In closing, Ferrara and Vergara’s concept of “mankeeping” has many flaws. It lacks empathy for men; it misunderstands the male and female experiences; it ignores sex differences in interests and behaviours; it overlooks relationship trade-offs; it desires to control men’s social connections; and it suffers from multiple internal inconsistencies. Consequently, Ferrara and Vergara’s concept of “mankeeping” should be rejected.

However, Ferrara and Vergara’s paper should not be taken lightly. It is not a one-off. The authors allocated a significant chunk of their paper to describing a future research agenda. Moreover, their paper was published in a special journal issue that was described by the American Psychological Association as “Unchartered territory: the future of men and masculinities.”

This future research agenda, which will consist of projects conducted largely at taxpayer expense, is likely to involve the development of a “mankeeping” questionnaire.
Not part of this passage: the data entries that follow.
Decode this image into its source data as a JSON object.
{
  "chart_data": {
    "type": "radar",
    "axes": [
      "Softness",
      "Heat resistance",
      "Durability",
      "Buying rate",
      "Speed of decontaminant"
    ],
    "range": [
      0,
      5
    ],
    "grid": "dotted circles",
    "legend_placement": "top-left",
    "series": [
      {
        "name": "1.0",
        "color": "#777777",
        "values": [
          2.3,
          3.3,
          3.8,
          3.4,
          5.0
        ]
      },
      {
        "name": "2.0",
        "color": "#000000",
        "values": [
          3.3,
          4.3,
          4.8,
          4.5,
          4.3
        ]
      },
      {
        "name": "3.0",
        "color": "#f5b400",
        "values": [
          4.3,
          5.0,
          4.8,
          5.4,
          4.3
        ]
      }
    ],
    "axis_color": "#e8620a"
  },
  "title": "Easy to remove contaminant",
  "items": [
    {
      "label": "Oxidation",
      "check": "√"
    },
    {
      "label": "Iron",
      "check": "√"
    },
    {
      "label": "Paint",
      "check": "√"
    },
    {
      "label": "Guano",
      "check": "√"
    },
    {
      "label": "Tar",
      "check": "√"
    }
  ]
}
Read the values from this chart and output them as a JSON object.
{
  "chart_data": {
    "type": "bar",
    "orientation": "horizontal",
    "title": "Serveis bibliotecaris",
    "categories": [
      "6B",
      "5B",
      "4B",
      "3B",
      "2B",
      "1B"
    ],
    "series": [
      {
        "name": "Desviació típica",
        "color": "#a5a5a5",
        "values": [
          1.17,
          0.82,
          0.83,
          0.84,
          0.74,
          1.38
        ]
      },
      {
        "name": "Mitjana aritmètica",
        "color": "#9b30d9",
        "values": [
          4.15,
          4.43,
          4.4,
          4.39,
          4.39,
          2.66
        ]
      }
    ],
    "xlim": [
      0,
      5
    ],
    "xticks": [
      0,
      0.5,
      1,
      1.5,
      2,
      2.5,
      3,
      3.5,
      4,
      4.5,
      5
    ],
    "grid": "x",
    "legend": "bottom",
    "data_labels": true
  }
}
This research is then likely to be supplemented with interview and focus group studies. All of this research will be rigged from the start. Items on a “mankeeping” questionnaire will be written in a way that forces respondents to confirm the researcher’s ideology, and interview and focus group responses will be shoved into the researcher’s pre-existing feminist framework rather than being contemplated and integrated inductively. Men will likely not be invited to participate in such research, and if they are, any comments that they make that run counter to feminist narrative are likely to be turned against them. Why do I suggest this? For one, we already have evidence that this is occurring in this area of “research.” And secondly, Ferrara and Vergara’s closing statement displays a high level of confidence that their conceptualization of “mankeeping” is indeed already correct, and thus, future research will merely fill in the gaps of knowledge pertaining to female disadvantage and gender inequality.

“We look to a future where boys and men can create and sustain connection in ways that are unencumbered by rigid masculine norms, and where the meeting of men’s social and emotional needs does not depend on women’s unpaid and unequal care work.”

For many of us, our vision of the world and for the future is much different than Ferrara’s, Vergara’s, and all their feminist allies’. In contrast to their position, many of us look forward to a future where boys and men create and sustain connection in ways that are unencumbered by rigid feminist theory, and where discussions of men’s social and emotional needs do not depend on ridicule and treating boys and men unfairly, and instead, involve empathy, understanding, and a rigorous examination of the facts of human nature.